Bolivian Revolution

The most important "market reform" isn't on the table.


Bolivia's president Gonzalo Sanchez de Lozada was deposed last week because of his commitment to Market Reform. Or so I read in The New York Times, which reported that before the recent uprising, Bolivia had "embraced the free-market model." And The Washington Post, which mentioned the president's "privatizations of state-run businesses and other free-market reforms." MSNBC said the unrest was "rooted in years of free market reforms," and the Associated Press noted "deep discord with Bolivia's decade-old free-market experiment."

If you unpack Market Reform a bit, you will find some actual market reforms: Bolivia has reduced its tariffs, for example, and has moved to a quasi-private pension system. You'll also find some anti-market reforms: An earlier wave of riots, in February, followed the president's proposal to increase the personal income tax. You will find measures that look like market reforms at first, then change shape when you peer more closely. The city of Cochabamba's infamous water privatization of 2000, in which Bechtel provoked protests and then a violent crackdown after it raised rates by anywhere from 10 percent to 60 percent, would be a more credible example of the free market in action if there were a competing private company on the scene, rather than a single corporation with a government contract and a guaranteed rate of return.

And you'll find the war on drugs. It's a strange species of doublethink that allows the Bolivian government to say it is introducing "market reforms" while simultaneously carrying out a brutal and expensive crusade to wipe out one of the country's most successful markets. I'm not playing word games here. While the proximate cause of the uprising that just brought down Bolivia's president was nationalist opposition to the export of natural gas, a deeper source of both this and other recent revolts is the war on coca cultivation. Before last week's protests, the most significant conflict in 21st-century Bolivia was probably the fight in 2001 over the military's invasion of the Chapare region, launched to destroy the coca fields and interrupted after tremendous protest.

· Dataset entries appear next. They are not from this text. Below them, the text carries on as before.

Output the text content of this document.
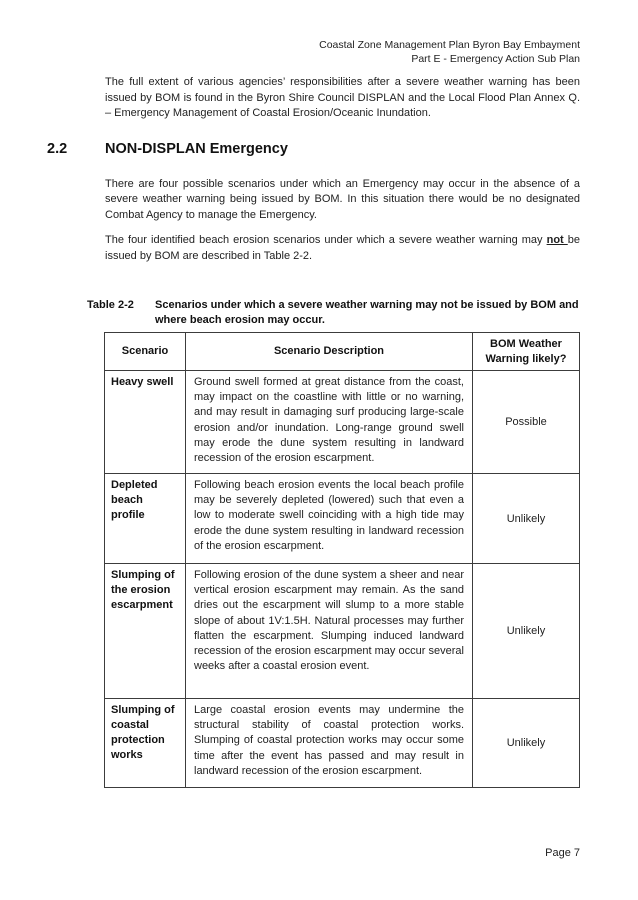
Coastal Zone Management Plan Byron Bay Embayment
Part E - Emergency Action Sub Plan

The full extent of various agencies’ responsibilities after a severe weather warning has been issued by BOM is found in the Byron Shire Council DISPLAN and the Local Flood Plan Annex Q. – Emergency Management of Coastal Erosion/Oceanic Inundation.

2.2	NON-DISPLAN Emergency

There are four possible scenarios under which an Emergency may occur in the absence of a severe weather warning being issued by BOM. In this situation there would be no designated Combat Agency to manage the Emergency.

The four identified beach erosion scenarios under which a severe weather warning may not be issued by BOM are described in Table 2-2.

Table 2-2	Scenarios under which a severe weather warning may not be issued by BOM and where beach erosion may occur.
Scenario	Scenario Description	BOM Weather Warning likely?
Heavy swell	Ground swell formed at great distance from the coast, may impact on the coastline with little or no warning, and may result in damaging surf producing large-scale erosion and/or inundation. Long-range ground swell may erode the dune system resulting in landward recession of the erosion escarpment.	Possible
Depleted beach profile	Following beach erosion events the local beach profile may be severely depleted (lowered) such that even a low to moderate swell coinciding with a high tide may erode the dune system resulting in landward recession of the erosion escarpment.	Unlikely
Slumping of the erosion escarpment	Following erosion of the dune system a sheer and near vertical erosion escarpment may remain. As the sand dries out the escarpment will slump to a more stable slope of about 1V:1.5H. Natural processes may further flatten the escarpment. Slumping induced landward recession of the erosion escarpment may occur several weeks after a coastal erosion event.	Unlikely
Slumping of coastal protection works	Large coastal erosion events may undermine the structural stability of coastal protection works. Slumping of coastal protection works may occur some time after the event has passed and may result in landward recession of the erosion escarpment.	Unlikely
Page 7
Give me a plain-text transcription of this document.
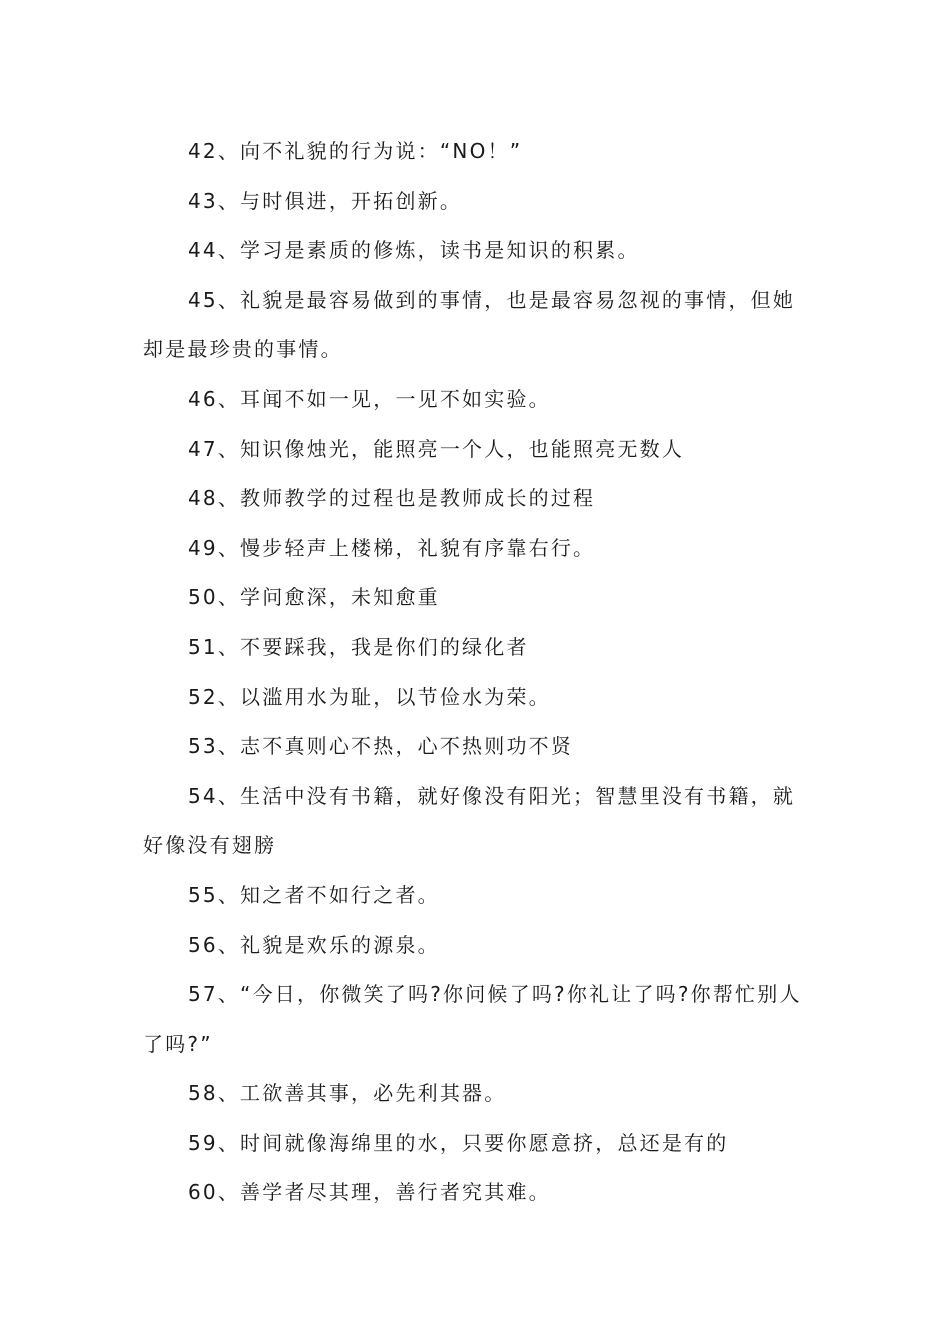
42、向不礼貌的行为说：“NO！”

43、与时俱进，开拓创新。

44、学习是素质的修炼，读书是知识的积累。

45、礼貌是最容易做到的事情，也是最容易忽视的事情，但她

却是最珍贵的事情。

46、耳闻不如一见，一见不如实验。

47、知识像烛光，能照亮一个人，也能照亮无数人

48、教师教学的过程也是教师成长的过程

49、慢步轻声上楼梯，礼貌有序靠右行。

50、学问愈深，未知愈重

51、不要踩我，我是你们的绿化者

52、以滥用水为耻，以节俭水为荣。

53、志不真则心不热，心不热则功不贤

54、生活中没有书籍，就好像没有阳光；智慧里没有书籍，就

好像没有翅膀

55、知之者不如行之者。

56、礼貌是欢乐的源泉。

57、“今日，你微笑了吗?你问候了吗?你礼让了吗?你帮忙别人

了吗?”

58、工欲善其事，必先利其器。

59、时间就像海绵里的水，只要你愿意挤，总还是有的

60、善学者尽其理，善行者究其难。
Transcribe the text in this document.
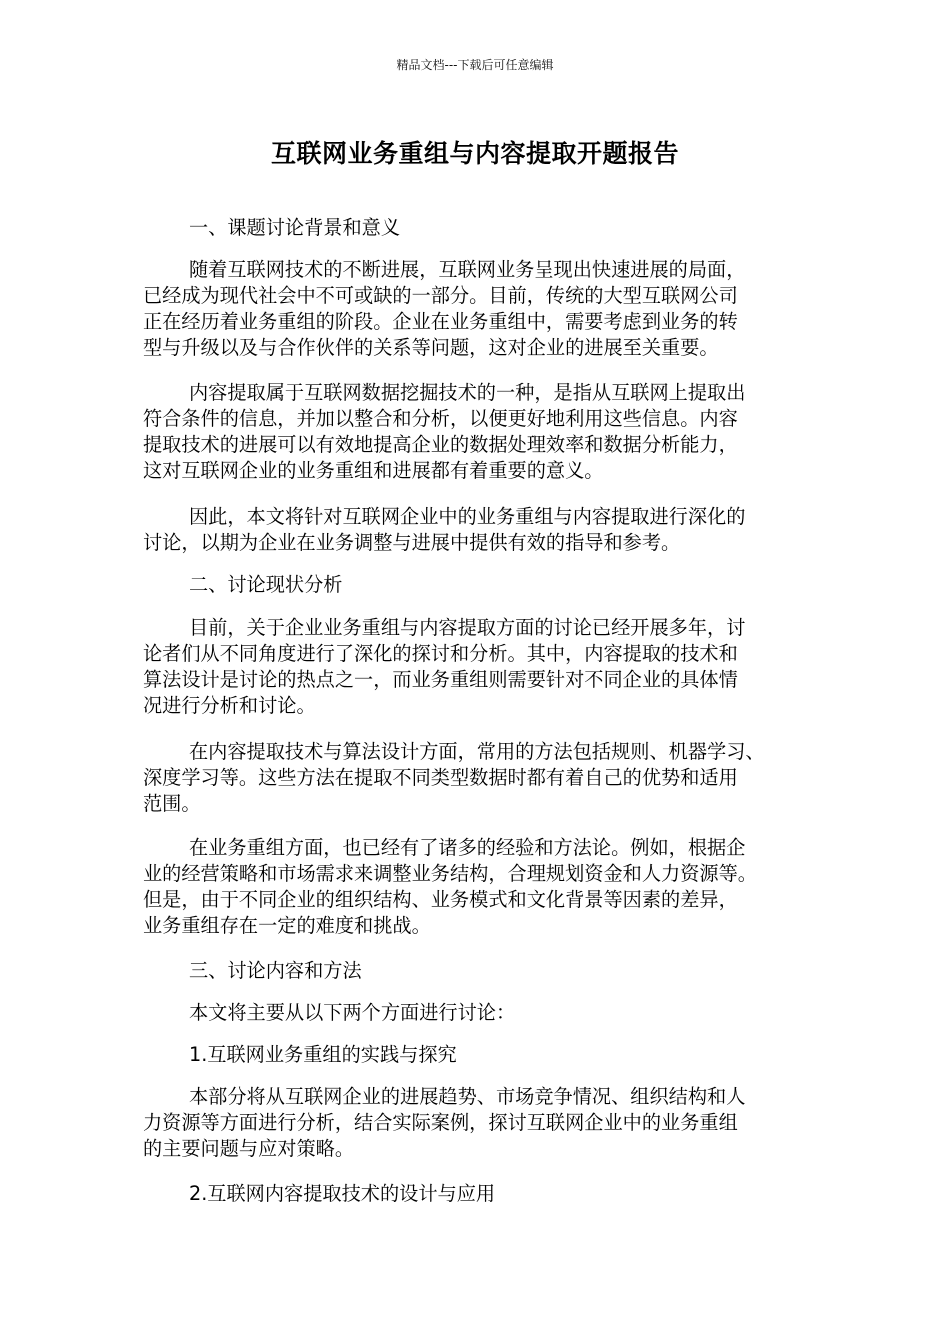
精品文档---下载后可任意编辑
互联网业务重组与内容提取开题报告
一、课题讨论背景和意义
随着互联网技术的不断进展，互联网业务呈现出快速进展的局面，
已经成为现代社会中不可或缺的一部分。目前，传统的大型互联网公司
正在经历着业务重组的阶段。企业在业务重组中，需要考虑到业务的转
型与升级以及与合作伙伴的关系等问题，这对企业的进展至关重要。
内容提取属于互联网数据挖掘技术的一种，是指从互联网上提取出
符合条件的信息，并加以整合和分析，以便更好地利用这些信息。内容
提取技术的进展可以有效地提高企业的数据处理效率和数据分析能力，
这对互联网企业的业务重组和进展都有着重要的意义。
因此，本文将针对互联网企业中的业务重组与内容提取进行深化的
讨论，以期为企业在业务调整与进展中提供有效的指导和参考。
二、讨论现状分析
目前，关于企业业务重组与内容提取方面的讨论已经开展多年，讨
论者们从不同角度进行了深化的探讨和分析。其中，内容提取的技术和
算法设计是讨论的热点之一，而业务重组则需要针对不同企业的具体情
况进行分析和讨论。
在内容提取技术与算法设计方面，常用的方法包括规则、机器学习、
深度学习等。这些方法在提取不同类型数据时都有着自己的优势和适用
范围。
在业务重组方面，也已经有了诸多的经验和方法论。例如，根据企
业的经营策略和市场需求来调整业务结构，合理规划资金和人力资源等。
但是，由于不同企业的组织结构、业务模式和文化背景等因素的差异，
业务重组存在一定的难度和挑战。
三、讨论内容和方法
本文将主要从以下两个方面进行讨论：
1.互联网业务重组的实践与探究
本部分将从互联网企业的进展趋势、市场竞争情况、组织结构和人
力资源等方面进行分析，结合实际案例，探讨互联网企业中的业务重组
的主要问题与应对策略。
2.互联网内容提取技术的设计与应用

Coca itself is not illegal in Bolivia: The law has allowed farmers to grow up to 13,000 hectares for domestic consumption. (Cocaine is prohibited, but Bolivians may chew the coca leaf, drink coca tea, and ingest the plant in other manners more mild than white powder.) The state's efforts to eliminate all other production of the crop—with the U.S. pushing to eradicate it altogether—has been a human rights disaster, with soldiers assaulting peasant lands and paramilitary forces assassinating activists. And while there is a carrot dangling next to that stick, it hasn't impressed the farmers. To quote the Andean Information Network, which tracks the drug war's effects:

At its core is a gradual transition away from providing compensation to farmers for the coca plants they eradicate. This process involves moving from individual to community compensation, then, within five years, to the complete elimination of compensation….The elimination of individual compensation has a high price for the farmers of the Chapare. Coca farmers were never consulted in the formulation of a new system of compensation and their reaction has been fear and distrust. They fear that they will have to completely eliminate the only crop that gives them a steady income without the security of a marketable replacement crop. And they believe that the compensation money they once used for starting up another income source will instead be diverted to the government's alternative development fund, leaving the individual farmer without a means to provide for his family. The government has done nothing to dispel these fears, and no new alternative crop programs are in the offing.

Meanwhile, it was a short jump from trampling the liberties of the coca growers to trampling other people's freedoms as well, with Amnesty International condemning the use of "excessive force" against demonstrators over the last month. Like, say, shooting them. On October 12, troops fired on protesters in the city of El Alto, leaving at least five dead. In this way, the war on drugs has undermined not just peasant property rights but the rule of law.

Drugs lurk in the background of the news coverage, yet we hear so much more about Market Reform. Well, Bolivia could use some market reforms— not tax hikes and "privatized" monopolies, but a war on the red tape that strangles new enterprises (according to a World Bank study, it takes 67 days and $1,500 to start a small business in Bolivia) and the institutional corruption that has made ordinary Bolivians so suspicious of privatization and foreign investment. But the most important market reform, the most important reform of any kind, is still off the table. It's hard to imagine the country's poverty and social unrest coming to an end until the drug war has ended first.